The final composition is impressive. With its 90 metres in length, it resembles a Thracian mound, with wide retaining components in the centre and panoramic sculptural elements decorating the insides of the walls.

The eternal fire that once burned in the middle of the room has long been extinguished, and the remnants of 126 members of the guerrilla movement remain locked behind metal bars, at the bottom of the mound and of memory.

The memorial place is now a gathering point for teenagers and young people, who sit around the mound and on the massive pyramidal forms of the outer facade.

The Fraternal barrow in Plovdiv is the embodiment of our shared cultural memory, or more precisely - our habit to forget and abandon. Covered with modern graffiti in the form of insulting slogans and obscene symbols, the monument has become a metaphorical victim of our universal mania for self-assertion. The statement 'I was here' or the consecutive Instagram profile, both written with paint on the walls, are the equivalent of how we continue to look for our place in society, in the country or the world, without first thinking about what lies under the cover of our shared past. There is no way we can know where we are going if we do not understand where we are coming from.

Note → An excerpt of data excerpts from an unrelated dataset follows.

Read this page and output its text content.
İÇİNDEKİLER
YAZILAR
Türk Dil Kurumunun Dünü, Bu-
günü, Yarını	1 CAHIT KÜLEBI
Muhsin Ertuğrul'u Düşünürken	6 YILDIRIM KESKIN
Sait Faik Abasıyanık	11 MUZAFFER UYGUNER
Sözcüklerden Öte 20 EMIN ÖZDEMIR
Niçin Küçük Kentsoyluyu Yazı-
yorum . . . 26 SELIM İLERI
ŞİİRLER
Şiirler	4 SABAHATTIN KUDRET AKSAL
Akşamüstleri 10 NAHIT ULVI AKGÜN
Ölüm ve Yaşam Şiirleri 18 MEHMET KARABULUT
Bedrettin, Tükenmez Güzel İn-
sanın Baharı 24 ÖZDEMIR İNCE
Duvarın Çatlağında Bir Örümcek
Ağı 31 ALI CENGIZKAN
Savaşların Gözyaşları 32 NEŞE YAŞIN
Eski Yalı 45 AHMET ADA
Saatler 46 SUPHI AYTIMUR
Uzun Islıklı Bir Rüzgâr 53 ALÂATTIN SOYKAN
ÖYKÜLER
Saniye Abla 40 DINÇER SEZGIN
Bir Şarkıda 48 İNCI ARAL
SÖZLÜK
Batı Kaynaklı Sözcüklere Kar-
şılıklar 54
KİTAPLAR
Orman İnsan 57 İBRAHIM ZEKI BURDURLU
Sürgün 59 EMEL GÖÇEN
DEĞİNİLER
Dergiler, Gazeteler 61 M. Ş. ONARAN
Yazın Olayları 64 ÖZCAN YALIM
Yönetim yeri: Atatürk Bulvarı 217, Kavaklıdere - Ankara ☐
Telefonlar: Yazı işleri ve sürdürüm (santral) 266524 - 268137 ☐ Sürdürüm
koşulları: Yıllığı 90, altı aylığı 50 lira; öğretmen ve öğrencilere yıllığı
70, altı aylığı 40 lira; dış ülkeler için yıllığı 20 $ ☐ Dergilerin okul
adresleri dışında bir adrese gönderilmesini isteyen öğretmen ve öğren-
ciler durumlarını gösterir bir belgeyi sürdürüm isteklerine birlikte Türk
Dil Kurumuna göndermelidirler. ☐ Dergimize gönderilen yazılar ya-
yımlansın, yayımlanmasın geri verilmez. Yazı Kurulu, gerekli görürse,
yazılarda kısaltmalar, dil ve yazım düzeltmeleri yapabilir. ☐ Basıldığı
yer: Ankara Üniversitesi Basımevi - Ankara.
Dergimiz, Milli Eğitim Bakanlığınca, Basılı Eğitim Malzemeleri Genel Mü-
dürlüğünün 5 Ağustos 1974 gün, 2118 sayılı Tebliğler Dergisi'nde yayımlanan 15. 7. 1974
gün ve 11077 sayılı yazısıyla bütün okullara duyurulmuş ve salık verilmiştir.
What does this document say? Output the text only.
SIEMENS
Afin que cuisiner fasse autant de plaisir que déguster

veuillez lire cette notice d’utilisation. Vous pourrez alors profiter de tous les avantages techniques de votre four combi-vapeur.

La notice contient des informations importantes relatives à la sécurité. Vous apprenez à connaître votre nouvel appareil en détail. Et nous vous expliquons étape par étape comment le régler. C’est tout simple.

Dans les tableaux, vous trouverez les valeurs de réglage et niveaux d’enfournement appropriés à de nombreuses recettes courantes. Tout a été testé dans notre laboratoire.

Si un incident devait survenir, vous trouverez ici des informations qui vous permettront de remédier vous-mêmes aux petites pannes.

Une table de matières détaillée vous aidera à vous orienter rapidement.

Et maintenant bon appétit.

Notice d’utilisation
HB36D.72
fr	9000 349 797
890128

In 2012, the regional governor Zdravko Dimitrov proposed to include the monument in the UNESCO World Heritage List so that the place could regain its function as a guardian of history and begin to be used not only as an unfunctional crypt, but also as a cultural educational landmark. However, these plans were not fulfilled. Today, instead of the mound being an open centre for events, a suitable place for screenings and exhibitions, or simply as a museum space, it remains closed and neglected. A time capsule that no one looks at anymore.